Yu Bo, Wang Cun-Yu
Division of Regenerative and Constitutive Sciences, School of Dentistry, University of California at Los Angeles, Los Angeles, California, USA.
Division of Oral Biology and Medicine, School of Dentistry, University of California at Los Angeles, Los Angeles, California, USA.
Periodontol 2000. 2022 Jun;89(1):99-113. doi: 10.1111/prd.12422. Epub 2022 Mar 4.

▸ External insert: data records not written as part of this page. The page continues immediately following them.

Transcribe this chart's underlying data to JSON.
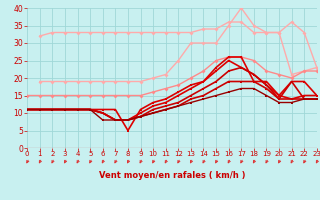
{
  "bg_color": "#c8f0f0",
  "grid_color": "#a0d8d8",
  "xlabel": "Vent moyen/en rafales ( km/h )",
  "xlabel_color": "#cc0000",
  "tick_color": "#cc0000",
  "arrow_color": "#dd3333",
  "xlim": [
    0,
    23
  ],
  "ylim": [
    0,
    40
  ],
  "yticks": [
    0,
    5,
    10,
    15,
    20,
    25,
    30,
    35,
    40
  ],
  "xticks": [
    0,
    1,
    2,
    3,
    4,
    5,
    6,
    7,
    8,
    9,
    10,
    11,
    12,
    13,
    14,
    15,
    16,
    17,
    18,
    19,
    20,
    21,
    22,
    23
  ],
  "series": [
    {
      "x": [
        1,
        2,
        3,
        4,
        5,
        6,
        7,
        8,
        9,
        10,
        11,
        12,
        13,
        14,
        15,
        16,
        17,
        18,
        19,
        20,
        21,
        22,
        23
      ],
      "y": [
        32,
        33,
        33,
        33,
        33,
        33,
        33,
        33,
        33,
        33,
        33,
        33,
        33,
        34,
        34,
        36,
        36,
        33,
        33,
        33,
        36,
        33,
        23
      ],
      "color": "#ffaaaa",
      "marker": "D",
      "markersize": 2,
      "linewidth": 1.0,
      "zorder": 2
    },
    {
      "x": [
        1,
        2,
        3,
        4,
        5,
        6,
        7,
        8,
        9,
        10,
        11,
        12,
        13,
        14,
        15,
        16,
        17,
        18,
        19,
        20,
        21,
        22,
        23
      ],
      "y": [
        19,
        19,
        19,
        19,
        19,
        19,
        19,
        19,
        19,
        20,
        21,
        25,
        30,
        30,
        30,
        35,
        40,
        35,
        33,
        33,
        21,
        22,
        23
      ],
      "color": "#ffaaaa",
      "marker": "D",
      "markersize": 2,
      "linewidth": 1.0,
      "zorder": 2
    },
    {
      "x": [
        0,
        1,
        2,
        3,
        4,
        5,
        6,
        7,
        8,
        9,
        10,
        11,
        12,
        13,
        14,
        15,
        16,
        17,
        18,
        19,
        20,
        21,
        22,
        23
      ],
      "y": [
        15,
        15,
        15,
        15,
        15,
        15,
        15,
        15,
        15,
        15,
        16,
        17,
        18,
        20,
        22,
        25,
        26,
        26,
        25,
        22,
        21,
        20,
        22,
        22
      ],
      "color": "#ff8888",
      "marker": "D",
      "markersize": 2,
      "linewidth": 1.0,
      "zorder": 2
    },
    {
      "x": [
        0,
        1,
        2,
        3,
        4,
        5,
        6,
        7,
        8,
        9,
        10,
        11,
        12,
        13,
        14,
        15,
        16,
        17,
        18,
        19,
        20,
        21,
        22,
        23
      ],
      "y": [
        11,
        11,
        11,
        11,
        11,
        11,
        11,
        11,
        5,
        11,
        13,
        14,
        16,
        18,
        19,
        23,
        26,
        26,
        19,
        19,
        15,
        19,
        19,
        15
      ],
      "color": "#dd0000",
      "marker": "s",
      "markersize": 2,
      "linewidth": 1.2,
      "zorder": 3
    },
    {
      "x": [
        0,
        1,
        2,
        3,
        4,
        5,
        6,
        7,
        8,
        9,
        10,
        11,
        12,
        13,
        14,
        15,
        16,
        17,
        18,
        19,
        20,
        21,
        22,
        23
      ],
      "y": [
        11,
        11,
        11,
        11,
        11,
        11,
        10,
        8,
        8,
        10,
        12,
        13,
        15,
        17,
        19,
        22,
        25,
        23,
        21,
        18,
        15,
        14,
        15,
        15
      ],
      "color": "#dd0000",
      "marker": "s",
      "markersize": 2,
      "linewidth": 1.2,
      "zorder": 3
    },
    {
      "x": [
        0,
        1,
        2,
        3,
        4,
        5,
        6,
        7,
        8,
        9,
        10,
        11,
        12,
        13,
        14,
        15,
        16,
        17,
        18,
        19,
        20,
        21,
        22,
        23
      ],
      "y": [
        11,
        11,
        11,
        11,
        11,
        11,
        10,
        8,
        8,
        9,
        11,
        12,
        13,
        15,
        17,
        19,
        22,
        23,
        21,
        18,
        14,
        14,
        14,
        14
      ],
      "color": "#cc0000",
      "marker": "s",
      "markersize": 2,
      "linewidth": 1.2,
      "zorder": 3
    },
    {
      "x": [
        0,
        1,
        2,
        3,
        4,
        5,
        6,
        7,
        8,
        9,
        10,
        11,
        12,
        13,
        14,
        15,
        16,
        17,
        18,
        19,
        20,
        21,
        22,
        23
      ],
      "y": [
        11,
        11,
        11,
        11,
        11,
        11,
        10,
        8,
        8,
        9,
        10,
        11,
        12,
        14,
        15,
        17,
        19,
        19,
        19,
        17,
        14,
        19,
        14,
        14
      ],
      "color": "#cc0000",
      "marker": "s",
      "markersize": 2,
      "linewidth": 1.2,
      "zorder": 3
    },
    {
      "x": [
        0,
        1,
        2,
        3,
        4,
        5,
        6,
        7,
        8,
        9,
        10,
        11,
        12,
        13,
        14,
        15,
        16,
        17,
        18,
        19,
        20,
        21,
        22,
        23
      ],
      "y": [
        11,
        11,
        11,
        11,
        11,
        11,
        8,
        8,
        8,
        9,
        10,
        11,
        12,
        13,
        14,
        15,
        16,
        17,
        17,
        15,
        13,
        13,
        14,
        14
      ],
      "color": "#990000",
      "marker": "s",
      "markersize": 2,
      "linewidth": 1.0,
      "zorder": 3
    }
  ]
}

Periodontitis and osteoporosis are prevalent inflammation-associated skeletal disorders that pose significant public health challenges to our aging population. Both periodontitis and osteoporosis are bone disorders closely associated with inflammation and aging. There has been consistent intrigue on whether a systemic skeletal disease such as osteoporosis will amplify the alveolar bone loss in periodontitis. A survey of the literature published in the past 25 years indicates that systemic low bone mineral density (BMD) is associated with alveolar bone loss, while recent evidence also suggests a correlation between clinical attachment loss and other parameters of periodontitis. Inflammation and its influence on bone remodeling play critical roles in the pathogenesis of both osteoporosis and periodontitis and could serve as the central mechanistic link between these disorders. Enhanced cytokine production and elevated inflammatory response exacerbate osteoclastic bone resorption while inhibiting osteoblastic bone formation, resulting in a net bone loss. With aging, accumulation of oxidative stress and cellular senescence drive the progression of osteoporosis and exacerbation of periodontitis. Vitamin D deficiency and smoking are shared risk factors and may mediate the connection between osteoporosis and periodontitis, through increasing oxidative stress and impairing host response to inflammation. With the connection between systemic and localized bone loss in mind, routine dental exams and intraoral radiographs may serve as a low-cost screening tool for low systemic BMD and increased fracture risk. Conversely, patients with fracture risk beyond the intervention threshold are at greater risk for developing severe periodontitis and undergo tooth loss. Various Food and Drug Administration-approved therapies for osteoporosis have shown promising results for treating periodontitis. Understanding the molecular mechanisms underlying their connection sheds light on potential therapeutic strategies that may facilitate co-management of systemic and localized bone loss.
牙周炎和骨质疏松症是常见的与炎症相关的骨骼疾病,给老龄化人口带来了重大的公共卫生挑战。牙周炎和骨质疏松症都是与炎症和衰老密切相关的骨骼疾病。人们一直对诸如骨质疏松症这样的全身性骨骼疾病是否会加剧牙周炎中的牙槽骨丧失存在浓厚兴趣。对过去25年发表的文献进行的一项调查表明,全身性低骨矿物质密度(BMD)与牙槽骨丧失有关,而最近的证据也表明临床附着丧失与牙周炎的其他参数之间存在相关性。炎症及其对骨重塑的影响在骨质疏松症和牙周炎的发病机制中起着关键作用,并且可能是这些疾病之间的核心机制联系。细胞因子产生增加和炎症反应增强会加剧破骨细胞的骨吸收,同时抑制成骨细胞的骨形成,导致净骨丢失。随着年龄的增长,氧化应激和细胞衰老的积累推动了骨质疏松症的进展和牙周炎的加重。维生素D缺乏和吸烟是共同的危险因素,可能通过增加氧化应激和损害宿主对炎症的反应来介导骨质疏松症和牙周炎之间的联系。考虑到全身性和局部性骨丢失之间的联系,常规牙科检查和口腔内X光片可作为一种低成本的筛查工具,用于检测全身性低BMD和骨折风险增加。相反,骨折风险超过干预阈值的患者发生严重牙周炎和牙齿脱落的风险更高。美国食品药品监督管理局批准的各种骨质疏松症治疗方法在治疗牙周炎方面已显示出有希望的结果。了解它们之间联系的分子机制有助于揭示潜在的治疗策略,这些策略可能有助于对全身性和局部性骨丢失进行联合管理。